In that case, perhaps an alternate revenue system can be found. Maybe something like Mint.com.

I read (listened) to Chris Anderson's book Free: The Future of a Radical Price [1], which tackles this very subject of creating revenue from free products. (Chris Anderson is the founder of Wired.com and this book debuted as #12 on the New York Times Best Seller List.) You may find his book useful too. I highly recommend it. Best of all, the book is priced appropriately: Free.

[1] http://www.audible.com/pd?asin=B002V5CUHI

1 comments

Ironically, our target market is actually folks who are the top 60% income earners in the US. Debt and income are directly related, and higher earners have a majority share of the debt in the nation[1]. It makes sense intuitively because these are the people whom are more likely to have tertiary education degrees and a mortgage. So, I'm really trying to find the sweet spot of households with low debt-to-income ratios (high ability to repay), but also large amounts of debt (high need for a solution).

Lower income earners, with primarily unsecured credit card debt for example, are basically faced with two options - spend less or earn more. There's no panacea that software can provide, other than increasing awareness of costs and consequences.

Thanks for the link - I'll check it out.

[1] http://www.federalreserve.gov/pubs/bulletin/2012/pdf/scf12.p...

Ah, interesting. I was not aware that debt and income were related favorably in that way.

So how do you attract high earners with a lot of debt (but still low debt-to-income)? That sounds extremely difficult.

I'm not really sure I have an answer to that as I'm just figuring it out as I go. The most typical customer would be a first-time homeowner, early 30s, and 18-36 months post-grad school. At that point, you've accumulated a lot of debt, but likely have a well-paying job and stable career.

Everyday, I question if the Internet is the best place to market something like this and if a price point in the $5-$15/month range is too low.

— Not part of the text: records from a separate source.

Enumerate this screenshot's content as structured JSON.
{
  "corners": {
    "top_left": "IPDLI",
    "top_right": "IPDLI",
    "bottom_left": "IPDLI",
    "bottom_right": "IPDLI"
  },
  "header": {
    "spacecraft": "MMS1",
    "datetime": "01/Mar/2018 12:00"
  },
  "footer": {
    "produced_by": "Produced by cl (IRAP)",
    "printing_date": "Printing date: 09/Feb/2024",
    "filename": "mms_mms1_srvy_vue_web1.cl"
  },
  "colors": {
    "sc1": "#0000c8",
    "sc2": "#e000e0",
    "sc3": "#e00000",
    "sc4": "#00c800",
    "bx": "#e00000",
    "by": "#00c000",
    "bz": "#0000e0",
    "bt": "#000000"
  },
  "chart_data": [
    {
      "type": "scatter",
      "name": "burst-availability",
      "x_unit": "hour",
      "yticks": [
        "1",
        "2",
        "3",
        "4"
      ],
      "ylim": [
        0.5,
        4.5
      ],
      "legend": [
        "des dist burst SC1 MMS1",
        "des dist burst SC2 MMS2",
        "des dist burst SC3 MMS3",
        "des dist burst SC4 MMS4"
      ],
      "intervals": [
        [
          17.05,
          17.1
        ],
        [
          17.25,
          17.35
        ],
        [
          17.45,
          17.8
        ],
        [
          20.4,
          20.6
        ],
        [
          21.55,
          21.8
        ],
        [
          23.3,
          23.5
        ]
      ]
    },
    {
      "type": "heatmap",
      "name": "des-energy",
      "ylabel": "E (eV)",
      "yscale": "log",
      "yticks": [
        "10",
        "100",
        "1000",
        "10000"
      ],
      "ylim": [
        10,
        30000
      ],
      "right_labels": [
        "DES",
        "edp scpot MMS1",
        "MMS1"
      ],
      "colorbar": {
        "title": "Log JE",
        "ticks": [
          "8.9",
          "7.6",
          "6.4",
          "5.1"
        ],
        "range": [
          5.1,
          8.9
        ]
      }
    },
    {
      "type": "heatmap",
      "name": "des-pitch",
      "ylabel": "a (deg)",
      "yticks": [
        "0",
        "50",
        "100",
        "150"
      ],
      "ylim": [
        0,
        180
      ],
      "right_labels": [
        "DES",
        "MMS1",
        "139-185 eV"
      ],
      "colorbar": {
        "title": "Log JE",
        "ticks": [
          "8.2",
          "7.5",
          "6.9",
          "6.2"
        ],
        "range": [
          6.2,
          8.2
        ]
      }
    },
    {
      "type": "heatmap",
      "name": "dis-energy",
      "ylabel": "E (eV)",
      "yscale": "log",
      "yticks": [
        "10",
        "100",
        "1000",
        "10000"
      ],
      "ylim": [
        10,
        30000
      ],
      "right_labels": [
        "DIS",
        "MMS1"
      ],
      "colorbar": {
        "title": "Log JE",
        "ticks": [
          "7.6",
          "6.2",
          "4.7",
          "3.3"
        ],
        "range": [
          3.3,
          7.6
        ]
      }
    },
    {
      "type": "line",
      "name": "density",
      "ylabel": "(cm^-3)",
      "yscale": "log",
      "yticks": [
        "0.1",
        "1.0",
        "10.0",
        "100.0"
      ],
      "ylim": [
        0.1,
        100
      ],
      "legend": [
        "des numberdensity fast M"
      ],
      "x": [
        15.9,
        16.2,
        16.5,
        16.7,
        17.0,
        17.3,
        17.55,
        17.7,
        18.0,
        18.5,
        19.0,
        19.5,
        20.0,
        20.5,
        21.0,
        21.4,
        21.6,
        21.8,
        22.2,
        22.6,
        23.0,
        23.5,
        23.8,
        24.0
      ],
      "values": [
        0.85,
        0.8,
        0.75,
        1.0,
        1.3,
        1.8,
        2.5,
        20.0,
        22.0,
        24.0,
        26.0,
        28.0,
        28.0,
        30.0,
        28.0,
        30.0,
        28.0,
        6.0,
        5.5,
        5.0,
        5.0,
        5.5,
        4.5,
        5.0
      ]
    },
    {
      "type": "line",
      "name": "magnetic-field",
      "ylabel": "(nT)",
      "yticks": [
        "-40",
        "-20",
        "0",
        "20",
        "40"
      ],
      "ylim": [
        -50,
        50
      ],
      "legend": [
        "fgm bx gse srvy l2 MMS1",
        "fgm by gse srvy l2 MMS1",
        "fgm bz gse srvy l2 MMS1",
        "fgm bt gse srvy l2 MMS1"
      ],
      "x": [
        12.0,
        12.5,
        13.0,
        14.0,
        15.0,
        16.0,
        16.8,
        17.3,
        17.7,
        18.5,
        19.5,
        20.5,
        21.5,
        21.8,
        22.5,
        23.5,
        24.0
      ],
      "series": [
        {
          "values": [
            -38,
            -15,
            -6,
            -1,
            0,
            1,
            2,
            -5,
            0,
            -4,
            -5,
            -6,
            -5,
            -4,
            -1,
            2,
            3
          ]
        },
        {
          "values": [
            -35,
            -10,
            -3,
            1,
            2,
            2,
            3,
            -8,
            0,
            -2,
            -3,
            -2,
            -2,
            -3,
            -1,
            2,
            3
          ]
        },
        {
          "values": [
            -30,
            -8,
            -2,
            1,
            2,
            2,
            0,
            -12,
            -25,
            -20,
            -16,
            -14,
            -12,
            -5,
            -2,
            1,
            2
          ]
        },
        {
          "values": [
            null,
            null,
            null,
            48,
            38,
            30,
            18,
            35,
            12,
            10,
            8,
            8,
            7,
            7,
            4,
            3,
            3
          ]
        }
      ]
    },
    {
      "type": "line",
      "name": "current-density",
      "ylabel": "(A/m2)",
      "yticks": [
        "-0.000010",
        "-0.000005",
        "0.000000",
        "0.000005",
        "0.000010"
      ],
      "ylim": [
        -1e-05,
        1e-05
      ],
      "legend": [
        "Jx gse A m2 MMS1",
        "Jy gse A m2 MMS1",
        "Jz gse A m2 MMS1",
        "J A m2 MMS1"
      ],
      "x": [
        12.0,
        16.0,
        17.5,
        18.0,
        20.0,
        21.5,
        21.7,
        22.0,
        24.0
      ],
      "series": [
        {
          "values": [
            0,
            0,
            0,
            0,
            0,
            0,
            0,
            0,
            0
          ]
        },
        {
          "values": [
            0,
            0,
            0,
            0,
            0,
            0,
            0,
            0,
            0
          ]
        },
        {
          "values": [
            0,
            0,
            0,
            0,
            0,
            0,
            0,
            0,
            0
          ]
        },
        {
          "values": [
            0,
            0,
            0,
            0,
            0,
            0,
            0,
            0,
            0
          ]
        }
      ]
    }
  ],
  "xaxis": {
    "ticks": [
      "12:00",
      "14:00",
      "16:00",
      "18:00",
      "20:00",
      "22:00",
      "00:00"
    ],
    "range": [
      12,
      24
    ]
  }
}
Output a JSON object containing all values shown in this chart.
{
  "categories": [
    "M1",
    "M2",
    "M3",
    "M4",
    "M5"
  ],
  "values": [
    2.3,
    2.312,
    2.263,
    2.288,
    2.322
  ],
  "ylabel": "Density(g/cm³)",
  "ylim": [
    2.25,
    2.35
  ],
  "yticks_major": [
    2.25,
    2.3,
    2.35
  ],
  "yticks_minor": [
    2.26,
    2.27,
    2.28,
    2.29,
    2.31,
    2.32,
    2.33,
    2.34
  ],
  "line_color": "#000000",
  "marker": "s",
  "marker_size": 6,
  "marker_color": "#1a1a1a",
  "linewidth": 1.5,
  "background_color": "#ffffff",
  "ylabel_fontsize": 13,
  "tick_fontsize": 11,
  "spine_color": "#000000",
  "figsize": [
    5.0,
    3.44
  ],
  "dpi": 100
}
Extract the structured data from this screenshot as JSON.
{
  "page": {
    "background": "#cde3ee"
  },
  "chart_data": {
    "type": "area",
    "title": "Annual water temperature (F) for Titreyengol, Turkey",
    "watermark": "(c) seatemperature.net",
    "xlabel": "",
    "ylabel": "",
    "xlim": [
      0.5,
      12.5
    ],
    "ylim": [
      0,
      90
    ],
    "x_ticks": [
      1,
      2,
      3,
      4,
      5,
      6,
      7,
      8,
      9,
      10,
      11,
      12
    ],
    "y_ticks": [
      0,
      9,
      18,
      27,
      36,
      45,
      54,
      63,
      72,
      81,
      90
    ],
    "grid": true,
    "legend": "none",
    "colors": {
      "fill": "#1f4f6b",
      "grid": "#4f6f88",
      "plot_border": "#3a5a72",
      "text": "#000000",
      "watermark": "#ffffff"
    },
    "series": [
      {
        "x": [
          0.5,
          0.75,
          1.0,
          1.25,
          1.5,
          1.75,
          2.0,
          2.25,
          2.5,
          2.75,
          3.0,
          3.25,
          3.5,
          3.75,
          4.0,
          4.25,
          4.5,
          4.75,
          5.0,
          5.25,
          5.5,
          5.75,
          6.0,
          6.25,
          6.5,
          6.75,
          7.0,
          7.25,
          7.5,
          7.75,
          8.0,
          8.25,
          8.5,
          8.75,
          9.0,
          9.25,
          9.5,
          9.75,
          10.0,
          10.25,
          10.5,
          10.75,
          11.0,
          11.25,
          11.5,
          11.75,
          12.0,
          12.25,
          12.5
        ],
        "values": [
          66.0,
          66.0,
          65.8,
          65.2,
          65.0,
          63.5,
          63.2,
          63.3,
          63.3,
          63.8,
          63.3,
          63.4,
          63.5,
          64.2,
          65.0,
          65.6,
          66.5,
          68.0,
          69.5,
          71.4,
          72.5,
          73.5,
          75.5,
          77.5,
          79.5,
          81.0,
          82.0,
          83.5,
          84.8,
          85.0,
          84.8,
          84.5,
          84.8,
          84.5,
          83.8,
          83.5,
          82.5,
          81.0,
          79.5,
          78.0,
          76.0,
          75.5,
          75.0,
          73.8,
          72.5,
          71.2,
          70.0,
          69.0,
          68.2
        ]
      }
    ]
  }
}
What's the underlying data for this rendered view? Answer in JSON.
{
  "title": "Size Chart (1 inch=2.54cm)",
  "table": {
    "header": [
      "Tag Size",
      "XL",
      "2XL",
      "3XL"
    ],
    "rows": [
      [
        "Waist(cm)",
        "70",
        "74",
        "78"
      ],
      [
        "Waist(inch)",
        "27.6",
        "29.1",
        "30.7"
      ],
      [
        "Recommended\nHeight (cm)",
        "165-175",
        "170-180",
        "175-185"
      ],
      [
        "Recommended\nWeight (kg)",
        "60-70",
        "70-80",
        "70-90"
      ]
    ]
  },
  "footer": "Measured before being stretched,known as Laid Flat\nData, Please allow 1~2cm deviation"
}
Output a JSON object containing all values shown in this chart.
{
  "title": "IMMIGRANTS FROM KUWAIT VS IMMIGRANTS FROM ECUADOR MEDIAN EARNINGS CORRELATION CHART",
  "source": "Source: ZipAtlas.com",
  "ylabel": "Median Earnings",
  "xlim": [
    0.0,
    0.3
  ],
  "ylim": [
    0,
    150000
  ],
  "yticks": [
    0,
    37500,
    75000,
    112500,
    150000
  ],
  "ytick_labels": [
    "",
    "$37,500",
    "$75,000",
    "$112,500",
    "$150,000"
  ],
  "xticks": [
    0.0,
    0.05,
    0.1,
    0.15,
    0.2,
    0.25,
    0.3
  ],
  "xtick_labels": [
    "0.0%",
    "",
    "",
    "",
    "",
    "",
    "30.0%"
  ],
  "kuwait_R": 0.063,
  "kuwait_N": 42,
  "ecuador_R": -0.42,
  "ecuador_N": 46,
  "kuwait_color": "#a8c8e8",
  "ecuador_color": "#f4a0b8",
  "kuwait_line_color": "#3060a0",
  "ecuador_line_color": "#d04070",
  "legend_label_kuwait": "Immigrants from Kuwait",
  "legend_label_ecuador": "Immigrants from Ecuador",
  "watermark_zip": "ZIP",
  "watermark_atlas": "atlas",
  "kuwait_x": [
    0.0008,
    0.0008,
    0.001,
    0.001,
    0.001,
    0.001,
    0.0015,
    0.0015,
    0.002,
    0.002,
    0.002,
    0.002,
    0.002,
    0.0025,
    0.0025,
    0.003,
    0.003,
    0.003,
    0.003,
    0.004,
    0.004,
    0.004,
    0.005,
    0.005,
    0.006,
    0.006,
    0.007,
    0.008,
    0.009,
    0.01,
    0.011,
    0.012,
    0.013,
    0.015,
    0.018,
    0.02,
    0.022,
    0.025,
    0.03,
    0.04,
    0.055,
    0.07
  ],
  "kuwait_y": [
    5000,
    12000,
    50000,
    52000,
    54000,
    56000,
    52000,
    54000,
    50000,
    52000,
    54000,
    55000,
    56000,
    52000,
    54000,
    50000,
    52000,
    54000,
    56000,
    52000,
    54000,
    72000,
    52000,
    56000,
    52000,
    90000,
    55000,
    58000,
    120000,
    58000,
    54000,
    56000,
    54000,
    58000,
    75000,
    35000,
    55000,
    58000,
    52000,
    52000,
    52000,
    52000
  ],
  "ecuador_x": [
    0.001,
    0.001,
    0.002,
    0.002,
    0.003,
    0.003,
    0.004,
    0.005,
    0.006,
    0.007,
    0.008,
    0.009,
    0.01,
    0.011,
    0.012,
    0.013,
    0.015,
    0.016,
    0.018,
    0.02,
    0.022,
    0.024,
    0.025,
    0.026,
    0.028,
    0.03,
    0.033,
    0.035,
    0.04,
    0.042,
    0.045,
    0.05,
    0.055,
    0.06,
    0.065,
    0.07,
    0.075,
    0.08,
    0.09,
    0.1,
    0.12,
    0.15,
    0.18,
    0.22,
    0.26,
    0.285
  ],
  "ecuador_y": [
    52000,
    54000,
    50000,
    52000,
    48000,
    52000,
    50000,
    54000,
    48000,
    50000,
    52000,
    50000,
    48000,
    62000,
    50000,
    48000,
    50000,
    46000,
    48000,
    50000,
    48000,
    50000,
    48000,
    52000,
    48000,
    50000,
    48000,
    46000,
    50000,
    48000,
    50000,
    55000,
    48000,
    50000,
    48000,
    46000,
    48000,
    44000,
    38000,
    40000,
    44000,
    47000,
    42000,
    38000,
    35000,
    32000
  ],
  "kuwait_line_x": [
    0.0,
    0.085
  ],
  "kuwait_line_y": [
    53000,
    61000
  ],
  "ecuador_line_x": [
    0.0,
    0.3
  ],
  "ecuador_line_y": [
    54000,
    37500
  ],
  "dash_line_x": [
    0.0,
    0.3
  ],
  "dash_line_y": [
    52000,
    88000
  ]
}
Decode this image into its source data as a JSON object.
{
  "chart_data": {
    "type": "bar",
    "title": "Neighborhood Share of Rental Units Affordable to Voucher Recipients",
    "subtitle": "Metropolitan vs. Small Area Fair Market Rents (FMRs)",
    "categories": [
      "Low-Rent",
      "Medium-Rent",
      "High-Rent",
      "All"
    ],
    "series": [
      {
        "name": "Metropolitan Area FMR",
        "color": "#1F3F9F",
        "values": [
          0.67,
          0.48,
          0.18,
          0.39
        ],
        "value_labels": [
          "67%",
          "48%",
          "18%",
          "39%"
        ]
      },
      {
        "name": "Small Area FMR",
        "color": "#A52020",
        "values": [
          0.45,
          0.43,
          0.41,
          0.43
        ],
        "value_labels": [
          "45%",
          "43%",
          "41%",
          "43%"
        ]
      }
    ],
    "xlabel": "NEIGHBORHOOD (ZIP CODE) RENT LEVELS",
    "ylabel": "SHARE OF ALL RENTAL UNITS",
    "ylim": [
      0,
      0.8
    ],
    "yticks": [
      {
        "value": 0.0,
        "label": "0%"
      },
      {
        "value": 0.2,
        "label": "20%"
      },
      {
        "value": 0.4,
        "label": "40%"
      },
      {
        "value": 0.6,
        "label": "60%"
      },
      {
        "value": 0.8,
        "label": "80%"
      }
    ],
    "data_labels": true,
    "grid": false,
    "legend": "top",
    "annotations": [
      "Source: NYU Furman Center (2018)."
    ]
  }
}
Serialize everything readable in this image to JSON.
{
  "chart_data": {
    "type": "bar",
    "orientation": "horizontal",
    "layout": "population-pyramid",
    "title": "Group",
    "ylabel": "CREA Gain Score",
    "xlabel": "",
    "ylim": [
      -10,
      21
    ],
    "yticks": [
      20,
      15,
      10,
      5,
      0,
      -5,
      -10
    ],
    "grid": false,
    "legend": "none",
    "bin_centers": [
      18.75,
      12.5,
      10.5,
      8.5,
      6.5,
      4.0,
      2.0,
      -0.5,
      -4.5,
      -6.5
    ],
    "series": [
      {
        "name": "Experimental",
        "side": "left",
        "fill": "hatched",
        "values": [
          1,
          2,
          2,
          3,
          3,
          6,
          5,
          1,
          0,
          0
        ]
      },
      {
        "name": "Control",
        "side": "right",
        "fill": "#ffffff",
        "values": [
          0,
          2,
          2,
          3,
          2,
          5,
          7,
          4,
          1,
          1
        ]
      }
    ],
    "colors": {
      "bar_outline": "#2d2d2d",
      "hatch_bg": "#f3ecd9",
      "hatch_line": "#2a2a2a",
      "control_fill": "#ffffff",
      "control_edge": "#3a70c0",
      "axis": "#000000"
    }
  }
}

Eventually you start to creep up towards the level of service that a personal financial advisor would offer. But, I have limited desire to support the asset-side of household balance sheets (401K, stock investments, cash, etc). It's not that I don't want to go down that path, it's just that there are many more variables once you start to incorporate investment objectives, risk tolerance, return forecasting, and stochastic outcomes.

The other marketing challenge is how to cater towards people outside the US. In Europe especially, there are some crazy forms of credit made to people which have all sorts of embedded optionality. I used to work for a bank, building models to forecast this kind of stuff and it was such a challenge looking at it from the lender's perspective, I can only imagine the confusion from the borrower's point of view.